Estas mujeres de profunda religiosidad, en mancuerna con hombre considerados santos, veían en la religión una puerta para la cultura y la educación, gracias al apoyo de patrones y patronas, conscientes de la necesidad de crear repositorios de saber, en donde las mujeres, aunque minoritarias como signo de sus propios tiempos, también dejaron su rastro a través de algunas voces lejanas: Vierwic, Walderat, Hadewic, Gerdrut, Sibilia, Lugart, Derta y Cunigunt del convento benedictino de Munsterblissen, cerca de Maastricht, copiaron a varias manos dos obras de Isidoro de Sevilla, las Etymologiae y De natura rerum, ahora custodiadas en la British Library.

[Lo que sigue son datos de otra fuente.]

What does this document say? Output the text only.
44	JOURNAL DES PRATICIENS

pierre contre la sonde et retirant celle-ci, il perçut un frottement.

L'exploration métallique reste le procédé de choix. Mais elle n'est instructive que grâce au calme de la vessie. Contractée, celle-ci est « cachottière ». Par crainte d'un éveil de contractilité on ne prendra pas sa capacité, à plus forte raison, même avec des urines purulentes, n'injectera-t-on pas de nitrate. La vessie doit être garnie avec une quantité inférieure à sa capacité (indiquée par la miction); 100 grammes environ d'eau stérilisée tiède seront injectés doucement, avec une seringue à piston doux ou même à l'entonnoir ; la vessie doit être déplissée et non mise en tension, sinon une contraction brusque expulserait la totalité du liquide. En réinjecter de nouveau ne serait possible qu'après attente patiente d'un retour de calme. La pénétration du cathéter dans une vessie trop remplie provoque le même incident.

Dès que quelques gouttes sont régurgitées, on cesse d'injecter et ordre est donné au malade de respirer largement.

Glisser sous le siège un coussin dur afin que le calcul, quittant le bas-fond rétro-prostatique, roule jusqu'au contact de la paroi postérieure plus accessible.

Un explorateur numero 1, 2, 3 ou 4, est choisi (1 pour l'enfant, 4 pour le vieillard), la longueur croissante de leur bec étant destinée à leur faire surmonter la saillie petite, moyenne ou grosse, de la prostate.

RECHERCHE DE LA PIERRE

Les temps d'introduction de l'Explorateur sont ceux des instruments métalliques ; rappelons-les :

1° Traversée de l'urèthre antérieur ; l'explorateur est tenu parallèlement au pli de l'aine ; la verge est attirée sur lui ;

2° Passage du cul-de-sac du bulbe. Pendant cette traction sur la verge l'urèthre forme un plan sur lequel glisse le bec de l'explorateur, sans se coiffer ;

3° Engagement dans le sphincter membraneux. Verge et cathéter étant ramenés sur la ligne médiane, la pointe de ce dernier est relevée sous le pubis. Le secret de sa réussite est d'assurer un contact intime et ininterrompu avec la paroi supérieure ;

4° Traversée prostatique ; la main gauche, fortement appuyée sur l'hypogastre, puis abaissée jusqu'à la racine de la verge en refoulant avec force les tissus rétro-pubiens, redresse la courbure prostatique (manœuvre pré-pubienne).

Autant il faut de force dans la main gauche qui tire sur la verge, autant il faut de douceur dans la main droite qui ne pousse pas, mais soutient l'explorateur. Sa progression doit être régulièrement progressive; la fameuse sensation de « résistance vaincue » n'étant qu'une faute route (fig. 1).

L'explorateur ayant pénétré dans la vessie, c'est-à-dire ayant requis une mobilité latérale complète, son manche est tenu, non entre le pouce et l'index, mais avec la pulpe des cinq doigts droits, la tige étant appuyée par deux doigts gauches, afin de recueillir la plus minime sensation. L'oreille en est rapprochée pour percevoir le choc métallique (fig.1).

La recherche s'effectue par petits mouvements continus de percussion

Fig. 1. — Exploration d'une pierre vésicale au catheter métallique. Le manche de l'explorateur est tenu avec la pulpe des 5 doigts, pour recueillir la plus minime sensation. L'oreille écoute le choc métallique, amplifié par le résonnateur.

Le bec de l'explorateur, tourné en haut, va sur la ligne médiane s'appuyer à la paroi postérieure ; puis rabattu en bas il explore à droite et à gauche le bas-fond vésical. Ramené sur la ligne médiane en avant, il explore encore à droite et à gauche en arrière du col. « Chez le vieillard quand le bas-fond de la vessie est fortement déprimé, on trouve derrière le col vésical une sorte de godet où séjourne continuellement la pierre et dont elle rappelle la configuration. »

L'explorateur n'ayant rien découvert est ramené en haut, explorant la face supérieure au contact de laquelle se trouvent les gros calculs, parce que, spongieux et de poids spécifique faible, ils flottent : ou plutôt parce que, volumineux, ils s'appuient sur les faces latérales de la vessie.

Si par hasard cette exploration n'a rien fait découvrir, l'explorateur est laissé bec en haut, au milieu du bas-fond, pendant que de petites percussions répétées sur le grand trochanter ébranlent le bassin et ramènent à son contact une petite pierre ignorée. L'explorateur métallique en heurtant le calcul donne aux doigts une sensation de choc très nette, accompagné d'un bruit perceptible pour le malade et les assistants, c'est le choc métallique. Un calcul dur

Todas estas presencias casi anónimas eran puntas de lanza de otras que tomaban la estafeta sobre el papel. Después de todo, el manuscrito es el receptáculo no sólo de un autor, sino de quien le ha prestado sus ojos y las manos para que sea visible al mundo. Me parece justa la descripción de la investigadora medievalista Mary Wellesley (The Gilded Page), en lo que es hoy día el encuentro con el manuscrito: como un tejido de minúsculas claves de una historia olvidada que requieren del minucioso examen de un forense, desde su fabricación, hasta las peripecias que lo hacen llegar a bibliotecas lejanas en tiempo y espacio. Yo en lo personal siento la fuerza de esas mujeres lejanas y cercanas, fascinadas por la palabra que vuela al viento y que se forja con tinta de fuego en el papel, y que van urdiendo cadenas como tantas otras tejedoras de historias. Al final, lo que se ha creado es un espacio común, en donde autores y escribas, hombres y mujeres, son una sola mano, un solo ojo, una sola voz.